Cette fois, la partie se joue en plusieurs manches :

  • Une bataille des idées à Washington : les néo-conservateurs, relayés par des think tanks, par un soutien médiatique et par des réseaux politiques ou religieux plaident - et ceci bien avant le 11 Septembre - pour l’offensive contre Saddam. Il sy voient le prélude à des changements de régime dans la région. Ils se mobilisent moins contre les démocrates ou les pacifistes que contre les pragmatiques de type Powell qui refusent une telle croisade. Scénarios concurrents anticipant la guerre ou l’après-Saddam, révélations à la presse, bruits : autant de symptômes de ce conflit sur les objectifs de la guerre. Quant à l’opinion U.S., les grands médias s’en chargent, mais aussi des organisations de lobbying et d’influence tel le Comitee for the Liberation of Irak ou des agences de Relations Publiques comme Benador.

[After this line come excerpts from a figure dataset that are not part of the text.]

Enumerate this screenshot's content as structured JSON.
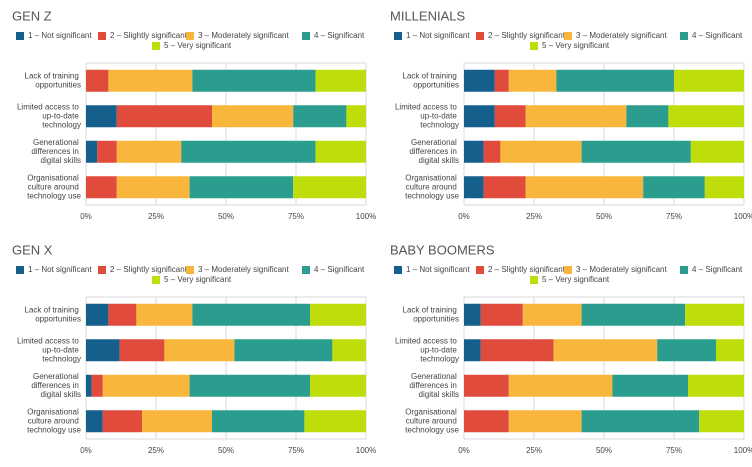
{
  "chart_data": [
    {
      "type": "bar",
      "orientation": "horizontal",
      "stacked": true,
      "title": "GEN Z",
      "categories": [
        "Lack of training opportunities",
        "Limited access to up-to-date technology",
        "Generational differences in digital skills",
        "Organisational culture around technology use"
      ],
      "series": [
        {
          "name": "1 – Not significant",
          "color": "#155f8c",
          "values": [
            0,
            11,
            4,
            0
          ]
        },
        {
          "name": "2 – Slightly significant",
          "color": "#e14b3b",
          "values": [
            8,
            34,
            7,
            11
          ]
        },
        {
          "name": "3 – Moderately significant",
          "color": "#f8b73c",
          "values": [
            30,
            29,
            23,
            26
          ]
        },
        {
          "name": "4 – Significant",
          "color": "#2a9d8f",
          "values": [
            44,
            19,
            48,
            37
          ]
        },
        {
          "name": "5 – Very significant",
          "color": "#bedd0a",
          "values": [
            18,
            7,
            18,
            26
          ]
        }
      ],
      "xlim": [
        0,
        100
      ],
      "xticks": [
        {
          "value": 0,
          "label": "0%"
        },
        {
          "value": 25,
          "label": "25%"
        },
        {
          "value": 50,
          "label": "50%"
        },
        {
          "value": 75,
          "label": "75%"
        },
        {
          "value": 100,
          "label": "100%"
        }
      ],
      "grid": true
    },
    {
      "type": "bar",
      "orientation": "horizontal",
      "stacked": true,
      "title": "MILLENIALS",
      "categories": [
        "Lack of training opportunities",
        "Limited access to up-to-date technology",
        "Generational differences in digital skills",
        "Organisational culture around technology use"
      ],
      "series": [
        {
          "name": "1 – Not significant",
          "color": "#155f8c",
          "values": [
            11,
            11,
            7,
            7
          ]
        },
        {
          "name": "2 – Slightly significant",
          "color": "#e14b3b",
          "values": [
            5,
            11,
            6,
            15
          ]
        },
        {
          "name": "3 – Moderately significant",
          "color": "#f8b73c",
          "values": [
            17,
            36,
            29,
            42
          ]
        },
        {
          "name": "4 – Significant",
          "color": "#2a9d8f",
          "values": [
            42,
            15,
            39,
            22
          ]
        },
        {
          "name": "5 – Very significant",
          "color": "#bedd0a",
          "values": [
            25,
            27,
            19,
            14
          ]
        }
      ],
      "xlim": [
        0,
        100
      ],
      "xticks": [
        {
          "value": 0,
          "label": "0%"
        },
        {
          "value": 25,
          "label": "25%"
        },
        {
          "value": 50,
          "label": "50%"
        },
        {
          "value": 75,
          "label": "75%"
        },
        {
          "value": 100,
          "label": "100%"
        }
      ],
      "grid": true
    },
    {
      "type": "bar",
      "orientation": "horizontal",
      "stacked": true,
      "title": "GEN X",
      "categories": [
        "Lack of training opportunities",
        "Limited access to up-to-date technology",
        "Generational differences in digital skills",
        "Organisational culture around technology use"
      ],
      "series": [
        {
          "name": "1 – Not significant",
          "color": "#155f8c",
          "values": [
            8,
            12,
            2,
            6
          ]
        },
        {
          "name": "2 – Slightly significant",
          "color": "#e14b3b",
          "values": [
            10,
            16,
            4,
            14
          ]
        },
        {
          "name": "3 – Moderately significant",
          "color": "#f8b73c",
          "values": [
            20,
            25,
            31,
            25
          ]
        },
        {
          "name": "4 – Significant",
          "color": "#2a9d8f",
          "values": [
            42,
            35,
            43,
            33
          ]
        },
        {
          "name": "5 – Very significant",
          "color": "#bedd0a",
          "values": [
            20,
            12,
            20,
            22
          ]
        }
      ],
      "xlim": [
        0,
        100
      ],
      "xticks": [
        {
          "value": 0,
          "label": "0%"
        },
        {
          "value": 25,
          "label": "25%"
        },
        {
          "value": 50,
          "label": "50%"
        },
        {
          "value": 75,
          "label": "75%"
        },
        {
          "value": 100,
          "label": "100%"
        }
      ],
      "grid": true
    },
    {
      "type": "bar",
      "orientation": "horizontal",
      "stacked": true,
      "title": "BABY BOOMERS",
      "categories": [
        "Lack of training opportunities",
        "Limited access to up-to-date technology",
        "Generational differences in digital skills",
        "Organisational culture around technology use"
      ],
      "series": [
        {
          "name": "1 – Not significant",
          "color": "#155f8c",
          "values": [
            6,
            6,
            0,
            0
          ]
        },
        {
          "name": "2 – Slightly significant",
          "color": "#e14b3b",
          "values": [
            15,
            26,
            16,
            16
          ]
        },
        {
          "name": "3 – Moderately significant",
          "color": "#f8b73c",
          "values": [
            21,
            37,
            37,
            26
          ]
        },
        {
          "name": "4 – Significant",
          "color": "#2a9d8f",
          "values": [
            37,
            21,
            27,
            42
          ]
        },
        {
          "name": "5 – Very significant",
          "color": "#bedd0a",
          "values": [
            21,
            10,
            20,
            16
          ]
        }
      ],
      "xlim": [
        0,
        100
      ],
      "xticks": [
        {
          "value": 0,
          "label": "0%"
        },
        {
          "value": 25,
          "label": "25%"
        },
        {
          "value": 50,
          "label": "50%"
        },
        {
          "value": 75,
          "label": "75%"
        },
        {
          "value": 100,
          "label": "100%"
        }
      ],
      "grid": true
    }
  ]
}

  • La reconquête des alliés et du monde arabe. Cafouillage en Mars (Rumsfeld a du fermer un Office of Strategic Intelligence dont la presse révélait qu’il était censé désinformer même les alliés). Premiers essais de la publicitaire Charlotte Beers de vendre oncle Sam comme elle avait vendu Uncle Bens, Maintenant, les choses s’organisent. Le lancement officiel par G.W. Bush le 21 Janvier dernier de l’Office of Global Communication n’est qu’un début. Le pays qui a fait aimer au monde Hollywood et Madison Avenue s’apprête à vendre sa propre image et ses valeurs, y compris aux musulmans. Ce pourrait être plus grande campagne d’influence de tous les temps.
  • Le « pistolet fumant » : quelle preuve de la collusion entre Saddam et le terrorisme ou du danger de ses armes de destruction massive ? Il y a déjà eu les rencontres supposées d’un Kamikaze du 11 septembre avec les services irakiens, les révélations de la maîtresse de Saddam, la filière des tubes d’uranium, des mystérieuses photos satellites et des « rapports accablants ». Et demain : les confessions d’un savant irakien exfiltré, un incident dans la zone de non-survol, un stock de produits chimiques dans le sable ?
  • Les opérations anti-Saddam. Elles ont déjà commencé : mails aux membres de l’appareil irakien, tracts, émissions radio. Demain, les militaires recourront à la panoplie des opérations psychologiques et de la guerre de l’information (Rumsfeld en est un chaud partisan) : destruction des moyens de communication adverses, intoxication, fausses émissions pour démoraliser la population, profilage psychologique du leader irakien et de son entourage pour provoquer déstabilisation divisons. Sans oublier les rumeurs de trahison et de départ de Saddam. Autre image à jouer : les Irakiens résistants comme ceux du Congrès National Irakien,  coachés par une firme de relations publiques, Rendon. Ils suivent l’exemple des Koweitiens qui, lors de la première guerre du Golfe, avaient chargé Hill et Knowlton de « vendre » leur cause, à grand renfort de crimes de guerre opportunément révélés.
  • La gestion de la guerre elle-même. Ici, il faut s’en tenir aux spéculations. Quelle perception en aurons-nous à travers les écrans de CNN, MSBC ou Fox News, mais aussi Al Jazeera qui va émettre en anglais ? Quels récits d’atrocités, quels dommages collatéraux, quels repentis, quels boucliers humains, quelles bases secrètes, quelles découvertes sur les plans de Saddam, quelles preuves « rétroactives » ? Il faudra comparer aux médiamensonges du passé et personne ne pourra plaider la surprise.
  • Le facteur de perturbation. Ce facteur inconnu qui troublerait tous ces plans, pourrait être une rumeur, notamment sur Internet (des centaines de milliers de gens se sont bien persuadés qu’aucun avion ne s’est écrasé sur le Pentagone). Ce pourrait être une action du grand communicateur Ben Laden. Ce serait surtout un effet pervers dans un monde que l’on croit voué au contrôle par la communication.